Ameliorated Methodology for the Design of Sugarcane Yield Prediction Using Decision Tree
Keywords:
Pre-processing, Crop yield prediction, Data mining, classification, crop productivity, climatic factorAbstract
The productivity and quality of a Crop depends upon several parameters including but not limited to environment parameters like temperature, humidity, rainfall, wind, the quality and quantity of the pesticide, type, quantity and quality of fertilizer and so on. High productivity and yield is of utmost essentiality in a country like India where the growing population demands more grains that the field produces right now. Thus there is an urgent need to bring in more scientific studies in this direction. As amount of agricultural fields is limited and cannot be increased, it is important to get maximum productivity out of each crop. Past records of yield of a crop in different months, the known crop diseases and the weather plays a good indication as to what should be the ideal condition for high yield of a crop.
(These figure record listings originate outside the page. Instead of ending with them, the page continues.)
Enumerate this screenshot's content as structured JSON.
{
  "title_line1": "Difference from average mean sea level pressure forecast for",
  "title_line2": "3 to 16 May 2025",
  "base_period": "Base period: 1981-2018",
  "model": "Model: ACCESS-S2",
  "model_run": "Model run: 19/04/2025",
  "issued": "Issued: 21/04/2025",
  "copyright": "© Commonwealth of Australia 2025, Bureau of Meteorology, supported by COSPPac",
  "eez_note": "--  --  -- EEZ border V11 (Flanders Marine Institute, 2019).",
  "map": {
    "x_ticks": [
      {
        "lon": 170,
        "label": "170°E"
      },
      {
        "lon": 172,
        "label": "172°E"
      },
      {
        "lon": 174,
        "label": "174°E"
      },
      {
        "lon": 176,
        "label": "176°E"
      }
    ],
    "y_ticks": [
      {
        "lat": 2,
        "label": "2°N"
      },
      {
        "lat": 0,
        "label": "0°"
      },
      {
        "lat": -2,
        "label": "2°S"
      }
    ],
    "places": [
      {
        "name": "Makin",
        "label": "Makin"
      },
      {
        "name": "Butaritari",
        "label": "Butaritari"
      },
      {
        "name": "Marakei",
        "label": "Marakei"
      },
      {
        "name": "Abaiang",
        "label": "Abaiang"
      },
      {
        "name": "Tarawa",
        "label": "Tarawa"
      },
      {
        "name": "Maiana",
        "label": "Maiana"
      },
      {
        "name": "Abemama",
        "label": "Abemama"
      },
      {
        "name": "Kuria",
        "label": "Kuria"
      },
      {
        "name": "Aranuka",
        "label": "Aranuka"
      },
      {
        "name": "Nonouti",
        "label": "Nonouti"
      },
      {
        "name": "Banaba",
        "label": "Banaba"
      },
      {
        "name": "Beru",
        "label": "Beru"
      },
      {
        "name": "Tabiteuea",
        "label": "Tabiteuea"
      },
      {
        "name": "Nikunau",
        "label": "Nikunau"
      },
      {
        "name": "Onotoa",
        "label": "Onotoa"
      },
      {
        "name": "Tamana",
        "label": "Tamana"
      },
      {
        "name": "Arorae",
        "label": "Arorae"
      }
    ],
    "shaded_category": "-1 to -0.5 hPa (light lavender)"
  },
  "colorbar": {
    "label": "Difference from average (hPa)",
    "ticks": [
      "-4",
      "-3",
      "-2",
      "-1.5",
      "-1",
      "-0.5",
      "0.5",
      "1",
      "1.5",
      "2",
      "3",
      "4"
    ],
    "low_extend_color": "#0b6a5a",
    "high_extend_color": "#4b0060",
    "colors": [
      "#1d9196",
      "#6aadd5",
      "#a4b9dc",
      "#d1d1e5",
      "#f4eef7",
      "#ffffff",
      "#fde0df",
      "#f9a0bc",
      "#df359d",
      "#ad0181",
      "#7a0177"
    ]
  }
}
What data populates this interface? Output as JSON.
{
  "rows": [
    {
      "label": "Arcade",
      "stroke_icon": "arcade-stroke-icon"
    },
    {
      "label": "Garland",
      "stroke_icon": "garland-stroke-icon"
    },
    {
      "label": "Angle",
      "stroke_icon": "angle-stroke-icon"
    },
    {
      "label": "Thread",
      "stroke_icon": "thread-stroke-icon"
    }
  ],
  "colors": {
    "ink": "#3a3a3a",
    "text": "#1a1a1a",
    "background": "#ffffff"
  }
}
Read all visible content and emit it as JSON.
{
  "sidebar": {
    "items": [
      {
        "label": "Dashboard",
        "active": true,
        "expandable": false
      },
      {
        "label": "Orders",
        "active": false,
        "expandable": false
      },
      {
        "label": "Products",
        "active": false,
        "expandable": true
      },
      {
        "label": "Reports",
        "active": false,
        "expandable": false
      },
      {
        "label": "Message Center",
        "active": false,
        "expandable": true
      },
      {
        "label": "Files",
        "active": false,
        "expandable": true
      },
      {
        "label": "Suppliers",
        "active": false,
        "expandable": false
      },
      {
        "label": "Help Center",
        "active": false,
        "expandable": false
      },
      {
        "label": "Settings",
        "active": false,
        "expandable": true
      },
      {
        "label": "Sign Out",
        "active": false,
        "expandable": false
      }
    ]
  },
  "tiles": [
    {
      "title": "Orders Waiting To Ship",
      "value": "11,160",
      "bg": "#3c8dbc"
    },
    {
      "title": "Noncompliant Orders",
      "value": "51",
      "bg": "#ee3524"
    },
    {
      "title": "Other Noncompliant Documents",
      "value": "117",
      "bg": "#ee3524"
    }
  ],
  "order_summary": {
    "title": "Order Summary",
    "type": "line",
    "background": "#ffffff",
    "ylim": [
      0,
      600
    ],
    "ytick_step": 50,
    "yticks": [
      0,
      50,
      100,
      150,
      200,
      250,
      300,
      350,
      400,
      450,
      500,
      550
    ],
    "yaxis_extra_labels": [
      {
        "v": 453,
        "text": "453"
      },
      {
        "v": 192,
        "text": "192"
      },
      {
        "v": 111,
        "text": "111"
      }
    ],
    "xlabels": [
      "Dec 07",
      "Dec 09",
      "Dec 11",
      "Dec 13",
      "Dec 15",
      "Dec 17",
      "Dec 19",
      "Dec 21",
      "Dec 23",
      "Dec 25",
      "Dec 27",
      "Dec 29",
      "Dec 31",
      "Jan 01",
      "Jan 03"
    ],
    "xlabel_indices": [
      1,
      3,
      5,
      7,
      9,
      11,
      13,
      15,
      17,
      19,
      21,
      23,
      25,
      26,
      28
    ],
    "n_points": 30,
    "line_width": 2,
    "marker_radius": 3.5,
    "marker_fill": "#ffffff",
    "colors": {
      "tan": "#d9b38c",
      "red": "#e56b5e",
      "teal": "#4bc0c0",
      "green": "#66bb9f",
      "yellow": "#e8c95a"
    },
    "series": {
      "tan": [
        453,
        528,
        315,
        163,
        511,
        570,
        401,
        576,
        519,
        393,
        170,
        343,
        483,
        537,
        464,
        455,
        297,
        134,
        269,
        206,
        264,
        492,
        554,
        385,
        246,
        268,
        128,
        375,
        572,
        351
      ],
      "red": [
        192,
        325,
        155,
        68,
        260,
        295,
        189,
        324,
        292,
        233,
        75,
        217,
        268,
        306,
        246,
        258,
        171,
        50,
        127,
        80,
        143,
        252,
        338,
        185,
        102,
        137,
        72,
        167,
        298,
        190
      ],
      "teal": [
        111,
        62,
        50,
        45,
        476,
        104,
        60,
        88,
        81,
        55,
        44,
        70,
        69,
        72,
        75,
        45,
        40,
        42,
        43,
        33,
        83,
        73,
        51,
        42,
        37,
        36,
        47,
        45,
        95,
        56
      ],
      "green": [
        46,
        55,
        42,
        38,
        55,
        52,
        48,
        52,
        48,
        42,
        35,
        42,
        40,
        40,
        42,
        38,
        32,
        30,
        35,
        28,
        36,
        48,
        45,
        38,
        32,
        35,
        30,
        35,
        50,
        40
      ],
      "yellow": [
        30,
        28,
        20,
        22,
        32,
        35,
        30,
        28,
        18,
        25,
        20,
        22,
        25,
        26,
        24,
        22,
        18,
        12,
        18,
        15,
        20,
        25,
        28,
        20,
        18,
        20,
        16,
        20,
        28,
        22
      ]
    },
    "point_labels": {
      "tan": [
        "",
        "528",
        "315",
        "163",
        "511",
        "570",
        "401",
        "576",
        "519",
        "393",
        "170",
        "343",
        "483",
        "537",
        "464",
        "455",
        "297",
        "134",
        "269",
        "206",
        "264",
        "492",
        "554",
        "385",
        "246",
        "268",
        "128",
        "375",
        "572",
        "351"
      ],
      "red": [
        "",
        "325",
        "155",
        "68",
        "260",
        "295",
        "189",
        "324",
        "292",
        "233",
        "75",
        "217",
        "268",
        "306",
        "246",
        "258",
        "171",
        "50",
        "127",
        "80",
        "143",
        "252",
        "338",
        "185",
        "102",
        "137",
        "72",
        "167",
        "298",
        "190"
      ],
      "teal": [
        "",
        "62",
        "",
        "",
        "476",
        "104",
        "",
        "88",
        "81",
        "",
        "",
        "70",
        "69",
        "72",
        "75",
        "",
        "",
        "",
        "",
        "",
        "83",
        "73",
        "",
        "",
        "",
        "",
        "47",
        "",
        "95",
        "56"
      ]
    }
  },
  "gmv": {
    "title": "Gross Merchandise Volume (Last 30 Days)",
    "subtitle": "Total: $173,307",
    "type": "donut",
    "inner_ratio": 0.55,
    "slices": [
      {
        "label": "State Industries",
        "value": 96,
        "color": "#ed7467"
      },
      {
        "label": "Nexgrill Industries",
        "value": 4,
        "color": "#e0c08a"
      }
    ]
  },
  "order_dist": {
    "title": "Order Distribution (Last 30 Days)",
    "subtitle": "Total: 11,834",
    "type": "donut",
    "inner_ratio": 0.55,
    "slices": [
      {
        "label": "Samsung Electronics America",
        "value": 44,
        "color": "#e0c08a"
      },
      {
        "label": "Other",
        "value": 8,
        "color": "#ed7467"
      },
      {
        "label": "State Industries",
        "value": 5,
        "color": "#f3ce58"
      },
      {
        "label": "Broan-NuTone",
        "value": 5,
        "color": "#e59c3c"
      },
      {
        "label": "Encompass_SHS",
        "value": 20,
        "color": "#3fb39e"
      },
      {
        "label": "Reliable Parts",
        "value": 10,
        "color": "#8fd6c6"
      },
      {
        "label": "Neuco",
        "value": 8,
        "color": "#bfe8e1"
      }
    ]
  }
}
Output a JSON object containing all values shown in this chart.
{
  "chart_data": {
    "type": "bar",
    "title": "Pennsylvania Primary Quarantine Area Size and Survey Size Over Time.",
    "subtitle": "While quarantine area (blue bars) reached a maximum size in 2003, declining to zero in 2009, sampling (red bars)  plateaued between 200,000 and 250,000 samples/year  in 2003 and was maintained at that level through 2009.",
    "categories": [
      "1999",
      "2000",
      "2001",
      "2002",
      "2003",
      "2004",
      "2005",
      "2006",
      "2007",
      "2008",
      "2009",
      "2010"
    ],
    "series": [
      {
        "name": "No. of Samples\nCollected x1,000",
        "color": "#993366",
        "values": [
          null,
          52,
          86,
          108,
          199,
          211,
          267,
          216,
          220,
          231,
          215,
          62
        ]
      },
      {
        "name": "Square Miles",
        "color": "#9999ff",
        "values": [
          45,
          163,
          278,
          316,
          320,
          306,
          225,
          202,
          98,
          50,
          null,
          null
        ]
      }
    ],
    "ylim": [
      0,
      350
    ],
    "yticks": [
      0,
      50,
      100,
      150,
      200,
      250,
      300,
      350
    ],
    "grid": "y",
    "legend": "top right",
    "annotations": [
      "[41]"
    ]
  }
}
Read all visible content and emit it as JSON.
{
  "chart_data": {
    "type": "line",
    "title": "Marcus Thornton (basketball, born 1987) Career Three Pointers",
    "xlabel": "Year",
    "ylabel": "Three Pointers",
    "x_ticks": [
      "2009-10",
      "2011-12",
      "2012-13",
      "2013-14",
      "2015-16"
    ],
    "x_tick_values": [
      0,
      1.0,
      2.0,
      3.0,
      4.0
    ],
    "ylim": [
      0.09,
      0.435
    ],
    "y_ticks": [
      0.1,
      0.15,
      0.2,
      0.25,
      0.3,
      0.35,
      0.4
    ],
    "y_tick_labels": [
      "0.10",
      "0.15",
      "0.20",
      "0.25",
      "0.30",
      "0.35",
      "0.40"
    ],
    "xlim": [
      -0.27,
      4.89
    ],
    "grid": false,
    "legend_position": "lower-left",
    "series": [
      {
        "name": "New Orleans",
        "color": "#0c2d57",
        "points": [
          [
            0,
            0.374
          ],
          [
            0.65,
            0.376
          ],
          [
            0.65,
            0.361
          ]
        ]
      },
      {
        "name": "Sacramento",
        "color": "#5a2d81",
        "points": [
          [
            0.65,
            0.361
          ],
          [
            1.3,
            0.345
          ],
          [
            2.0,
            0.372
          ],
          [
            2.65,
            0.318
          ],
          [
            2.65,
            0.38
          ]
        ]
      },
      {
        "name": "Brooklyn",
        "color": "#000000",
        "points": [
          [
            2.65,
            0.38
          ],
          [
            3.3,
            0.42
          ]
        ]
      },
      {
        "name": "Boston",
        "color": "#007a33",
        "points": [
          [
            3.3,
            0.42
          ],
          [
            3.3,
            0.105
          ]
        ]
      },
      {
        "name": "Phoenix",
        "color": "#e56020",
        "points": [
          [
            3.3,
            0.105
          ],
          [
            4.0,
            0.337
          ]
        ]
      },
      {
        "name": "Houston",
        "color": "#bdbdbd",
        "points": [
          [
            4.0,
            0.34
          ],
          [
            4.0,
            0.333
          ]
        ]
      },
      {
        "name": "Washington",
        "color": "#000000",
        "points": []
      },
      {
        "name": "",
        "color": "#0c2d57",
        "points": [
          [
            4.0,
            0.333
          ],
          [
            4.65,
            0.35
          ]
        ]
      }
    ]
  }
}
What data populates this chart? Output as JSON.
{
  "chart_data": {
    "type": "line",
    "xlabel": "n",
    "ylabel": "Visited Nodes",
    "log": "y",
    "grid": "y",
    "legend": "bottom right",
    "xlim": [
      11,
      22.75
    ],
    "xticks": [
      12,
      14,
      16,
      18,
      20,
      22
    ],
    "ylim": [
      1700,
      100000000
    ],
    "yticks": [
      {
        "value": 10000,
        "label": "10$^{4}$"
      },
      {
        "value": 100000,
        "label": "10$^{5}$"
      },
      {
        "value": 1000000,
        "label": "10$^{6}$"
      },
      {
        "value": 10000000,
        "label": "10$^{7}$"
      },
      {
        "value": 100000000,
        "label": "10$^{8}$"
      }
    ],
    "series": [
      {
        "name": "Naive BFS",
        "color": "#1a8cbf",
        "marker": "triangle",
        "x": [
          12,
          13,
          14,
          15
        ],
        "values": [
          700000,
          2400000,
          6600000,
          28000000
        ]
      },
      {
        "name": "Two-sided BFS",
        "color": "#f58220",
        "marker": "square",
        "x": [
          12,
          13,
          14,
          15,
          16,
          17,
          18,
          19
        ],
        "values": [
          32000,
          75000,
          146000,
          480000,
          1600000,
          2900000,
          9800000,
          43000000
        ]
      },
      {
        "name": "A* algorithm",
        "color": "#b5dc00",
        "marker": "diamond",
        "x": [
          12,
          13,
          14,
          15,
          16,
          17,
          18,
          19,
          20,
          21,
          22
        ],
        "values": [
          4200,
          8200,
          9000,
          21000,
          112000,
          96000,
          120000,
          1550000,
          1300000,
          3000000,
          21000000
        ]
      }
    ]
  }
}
However the dependencies among the parameters are so fuzzy that it is difficult to estimate the exact yield and need for exact quantity of pesticides and fertilizer to minimize the risk of crop disease, crop failure and to improve the yield. In this work a Framework is proposed that can be used to provide guidance to the farmer to detect the fault at the earlier stage to reduce losses. Decision tree, an efficient, globally competitive and vibrant classifier is used to predict sugarcane yield.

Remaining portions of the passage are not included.